When you enter in your keyword term, your keyword research tool should immediately tell you a couple of things: the search volume and the competition level. You should also see different keyword suggestions along with their search volume and competition level.
Some keyword tools, like SEMrush, allow you to compare different keywords directly. You can use their Magic Keyword tool to find strong keyword suggestions and compare them against each other for volume and difficulty.
Ultimately, you’ll want to strike the best balance possible between high volume keywords and low-competition keywords. Established brands with high site authority don’t have to worry about this quite as much, as they can rank for relatively high competition keywords and do pretty well in the SERPs.
Smaller businesses building up their site authority, however, need to consider this carefully. Optimize for keywords that you have a realistic chance of ranking for and you’ll have more success.
Keep in mind that you don’t want to just pick one keyword for a post or site page and be done with it. Use the keyword suggestion features to find additional phrases that you can use to increase the odds of showing up in the right searches. These should be included in your content (including alt image text and subheads) just as your primary keyword would.
Long-tail vs Short-tail Keywords
When choosing a primary keyword for your webpage, should you choose a long-tail keyword or a short-tail keyword? The right answer depends on several factors.
For website pages, it’s typically a good idea to focus on a short-tail keyword, like “orlando wedding photographer” or “chicago fire restoration”.

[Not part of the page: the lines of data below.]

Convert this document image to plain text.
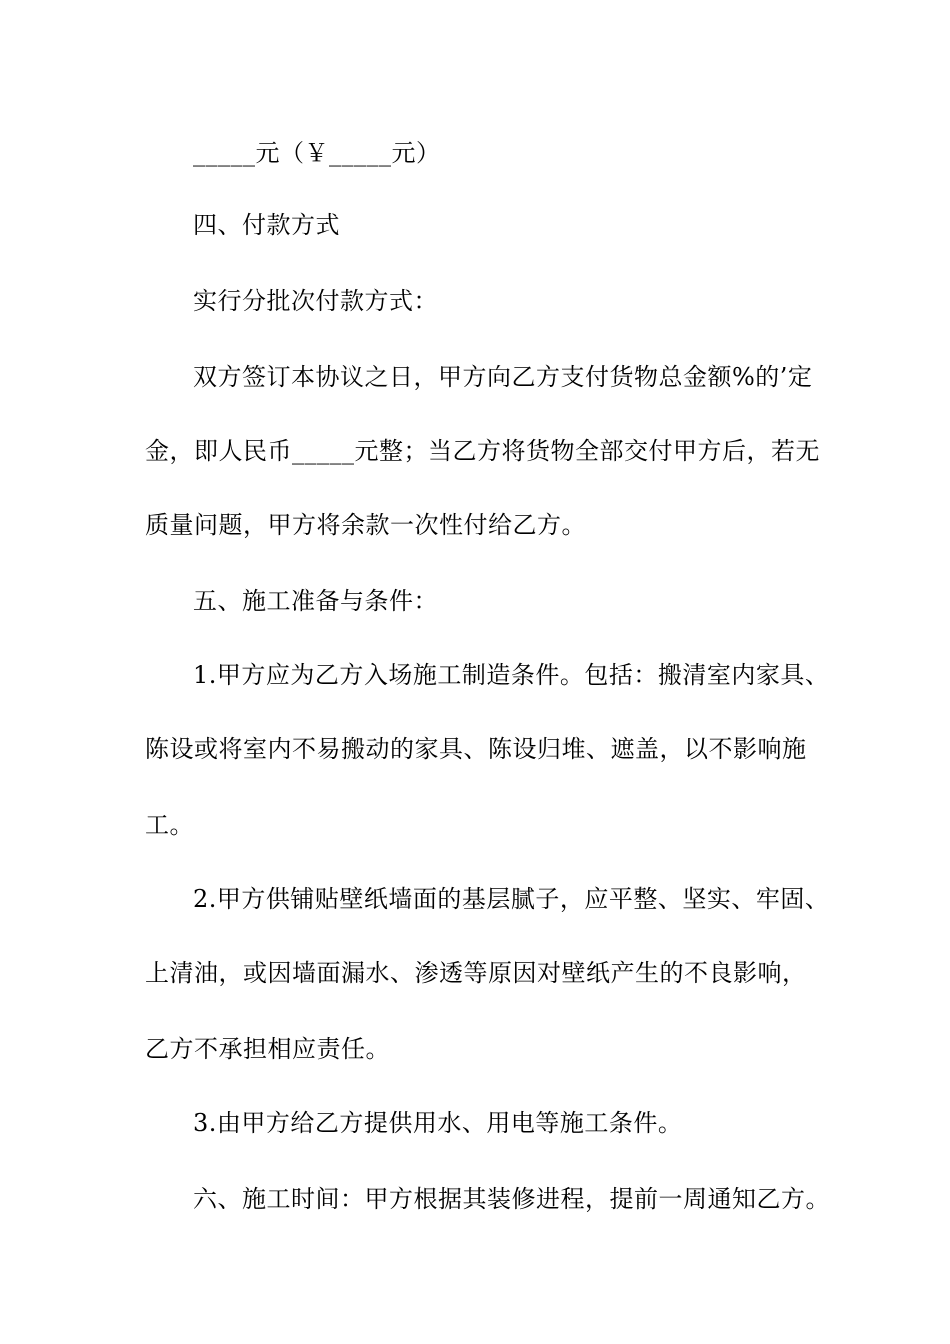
_____元（￥_____元）
四、付款方式
实行分批次付款方式：
双方签订本协议之日，甲方向乙方支付货物总金额%的’定
金，即人民币_____元整；当乙方将货物全部交付甲方后，若无
质量问题，甲方将余款一次性付给乙方。
五、施工准备与条件：
1.甲方应为乙方入场施工制造条件。包括：搬清室内家具、
陈设或将室内不易搬动的家具、陈设归堆、遮盖，以不影响施
工。
2.甲方供铺贴壁纸墙面的基层腻子，应平整、坚实、牢固、
上清油，或因墙面漏水、渗透等原因对壁纸产生的不良影响，
乙方不承担相应责任。
3.由甲方给乙方提供用水、用电等施工条件。
六、施工时间：甲方根据其装修进程，提前一周通知乙方。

These are the phrases that people are most likely to be searching for when they’re looking for specific products or services, so do your keyword research and find out the exact phrases they’re looking for and optimize for them.
Blog posts and other types of content, however, often do better with long-tail keywords. This is especially true for small businesses trying to get an edge when ranking.
The specificity of long-tail keywords often means that it’s easier to rank for them…but it also means less people may be searching. Still, if someone is searching for that exact phrase, they might be looking for the exact content you’ve provided.
Generally, optimizing all content for a mix of long-tail and short-tail keywords is a good strategy.
What About Keyword Research for Google AdWords?
Pop quiz: does difficulty level matter when you’re choosing keywords for Google AdWords campaigns, since you’ll be paying to get ahead of the competition?
The answer is yes, it matters a lot.
While you’ll be paying to get ahead of all of those organic searches, the high difficulty level and a high volume level often means that there’s not only a lot of organic search competition, but PPC competition, too. And this means that CPC costs start going up really quickly.
Many keyword research tools will provide you data on the competition, volume and CPC of keywords as it relates to Google AdWords. Of course, even if the CPC gets high, it may still be worth it to rank for those high volume, high competition keywords. Calculate what you can afford to spend per click on your AdWords campaigns, and take that into consideration when looking at CPC costs of different keywords.
Knowing how to conduct keyword research, interpret the data and choose the right terms for your business is key. Taking a random guess at a keyword that you think would be popular or choosing high volume keywords without considering any other factors can both work against you if you haven’t done the proper research to back it up.
Remember to optimize your entire site and all content—blog posts and social media content included—with carefully-chosen keywords and you’ll see increases in traffic in no time.